Jeffrey and Sandy attend Dorothy's nightclub performance at the Slow Club. While Dorothy performs at the nightclub, Jeffrey sneaks into her apartment to snoop. He hurriedly hides in a closet when she returns home. However, Dorothy, wielding a knife, finds him hiding and threatens to hurt him. When she realizes he is merely a curious boy, she assumes his intentions are sexual in nature, and is turned on by his voyeurism. She makes him undress at knifepoint, then fellates him. Frank Booth interrupts their encounter with a knock on the door. Dorothy urges Jeffrey to return to the closet and witnesses Frank's bizarre sexual proclivities, which include erotic asphyxiation, dry humping, and sadomasochistic tendencies. Frank is an extremely foul-mouthed, violent sociopath whose orgasmic climax is a fit of both pleasure and rage. When Frank leaves, a saddened and desperate Dorothy tries to seduce Jeffrey again. She demands that he hit her but when he refuses she demands to be left alone. Jeffrey again observes Dorothy's nightclub show at the Slow Club, where she performs Blue Velvet by Bobby Vinton. Frank is also present at the nightclub. Later, in the car park, Jeffrey watches Frank and his cohorts drive away before going to Dorothy's apartment again.
Frank catches Dorothy and Jeffrey together, and forces them both to accompany him to the typically Lynchian house of Ben, a suave, feminine and partner in crime. In a bizarre scene Ben mimes the singing of Roy Orbison's "In Dreams", sending Frank into maudlin sadness, then rage. He takes Jeffrey to a milling yard and savagely beats him to the overture of "In Dreams". Jeffrey wakes the next day and goes home, where he is overcome with guilt and despair. He decides to go to the police. At the police station, Jeffrey notices that Sandy's father's partner is Gordon the Yellow Man. Later at Sandy's home, her father is amazed by Jeffrey's story, but warns Jeffrey of the danger of the situation. Jeffrey and Sandy go to a dance party together, profess their newfound love and embrace. When they're tailed on their way home, Jeffrey is relieved to discover that it's only Sandys football-playing ex-boyfriend. A confrontation is avoided when they see a naked and distressed Dorothy waiting on Jeffreys front lawn.

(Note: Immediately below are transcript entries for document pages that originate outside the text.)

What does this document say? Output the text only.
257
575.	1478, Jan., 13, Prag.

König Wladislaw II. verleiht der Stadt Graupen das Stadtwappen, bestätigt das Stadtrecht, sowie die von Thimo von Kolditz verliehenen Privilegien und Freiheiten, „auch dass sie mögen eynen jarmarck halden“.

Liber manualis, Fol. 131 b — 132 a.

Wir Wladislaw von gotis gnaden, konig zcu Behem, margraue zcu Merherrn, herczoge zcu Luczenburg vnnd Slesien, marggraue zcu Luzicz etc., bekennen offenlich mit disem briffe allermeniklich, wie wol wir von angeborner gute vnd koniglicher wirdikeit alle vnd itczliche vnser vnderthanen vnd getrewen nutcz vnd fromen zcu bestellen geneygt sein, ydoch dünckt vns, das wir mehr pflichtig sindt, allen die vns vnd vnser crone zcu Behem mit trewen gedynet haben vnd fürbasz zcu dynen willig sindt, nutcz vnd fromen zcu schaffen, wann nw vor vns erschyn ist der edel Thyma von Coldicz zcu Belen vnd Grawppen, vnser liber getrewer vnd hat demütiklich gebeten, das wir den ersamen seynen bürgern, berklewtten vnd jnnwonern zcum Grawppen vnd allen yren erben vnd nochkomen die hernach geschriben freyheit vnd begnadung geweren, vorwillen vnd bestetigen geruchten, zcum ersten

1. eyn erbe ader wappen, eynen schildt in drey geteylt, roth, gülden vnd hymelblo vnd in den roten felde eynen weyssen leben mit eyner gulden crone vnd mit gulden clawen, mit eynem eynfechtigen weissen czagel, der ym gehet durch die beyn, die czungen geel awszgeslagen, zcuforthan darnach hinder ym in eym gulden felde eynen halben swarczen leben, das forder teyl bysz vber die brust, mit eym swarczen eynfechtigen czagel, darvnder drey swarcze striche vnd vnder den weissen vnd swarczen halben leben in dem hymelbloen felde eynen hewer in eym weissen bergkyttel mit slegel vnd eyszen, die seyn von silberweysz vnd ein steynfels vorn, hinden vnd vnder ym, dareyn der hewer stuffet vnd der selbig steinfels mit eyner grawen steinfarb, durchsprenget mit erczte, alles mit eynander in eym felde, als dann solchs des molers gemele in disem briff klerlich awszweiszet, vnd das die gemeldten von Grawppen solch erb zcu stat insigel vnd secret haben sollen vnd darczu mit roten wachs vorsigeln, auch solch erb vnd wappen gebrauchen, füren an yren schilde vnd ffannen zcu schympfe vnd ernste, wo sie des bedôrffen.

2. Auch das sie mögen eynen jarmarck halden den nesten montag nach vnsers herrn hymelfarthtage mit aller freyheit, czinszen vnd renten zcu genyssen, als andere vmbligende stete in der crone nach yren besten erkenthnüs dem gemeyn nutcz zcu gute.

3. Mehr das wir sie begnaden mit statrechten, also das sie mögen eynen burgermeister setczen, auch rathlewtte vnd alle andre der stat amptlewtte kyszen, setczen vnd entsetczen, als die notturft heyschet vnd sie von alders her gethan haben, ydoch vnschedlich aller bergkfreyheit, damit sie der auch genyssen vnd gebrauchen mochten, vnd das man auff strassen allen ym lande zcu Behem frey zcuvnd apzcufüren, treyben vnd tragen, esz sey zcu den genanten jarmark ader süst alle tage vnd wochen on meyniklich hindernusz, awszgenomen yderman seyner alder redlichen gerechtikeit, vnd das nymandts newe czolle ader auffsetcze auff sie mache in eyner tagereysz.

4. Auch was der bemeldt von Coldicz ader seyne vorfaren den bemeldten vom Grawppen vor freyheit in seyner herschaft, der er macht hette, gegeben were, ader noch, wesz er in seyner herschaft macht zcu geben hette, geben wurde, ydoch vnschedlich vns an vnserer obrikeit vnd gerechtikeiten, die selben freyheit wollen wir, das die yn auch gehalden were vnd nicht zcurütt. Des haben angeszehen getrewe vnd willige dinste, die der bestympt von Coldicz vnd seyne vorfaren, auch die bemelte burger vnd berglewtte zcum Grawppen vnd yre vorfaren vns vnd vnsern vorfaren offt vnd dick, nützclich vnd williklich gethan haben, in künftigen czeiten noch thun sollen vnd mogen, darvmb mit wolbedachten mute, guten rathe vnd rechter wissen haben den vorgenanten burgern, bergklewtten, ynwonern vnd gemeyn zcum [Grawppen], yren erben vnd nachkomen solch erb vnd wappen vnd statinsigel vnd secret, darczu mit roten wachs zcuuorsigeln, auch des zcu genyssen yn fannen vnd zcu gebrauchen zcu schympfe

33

From the hospital, Jeffrey tells Sandy that he must return to Dorothy's apartment and tells Sandy to send her father there immediately. When he arrives back at Dorothys apartment, he finds the dead bodies of The Yellow Man and Dorothys husband, who is missing an ear. When he tries to leave, he sees The Well Dressed Man coming up the steps and recognizes him as Frank. Jeffrey talks to Det. Williams over the police radio but lies about his location inside the apartment. Frank enters the apartment and brags about hearing Jeffrey's location over his own police radio. When Frank fails to find Jeffrey in the bedroom, he returns to the lounge. Jeffrey shoots Frank with the Yellow Man's gun. Det. Williams arrives with Sandy in tow. Days later, we see Jeffrey and Sandy together, with their lives back to normal, and before the credits, Dorothy and her son playing happily in the park together.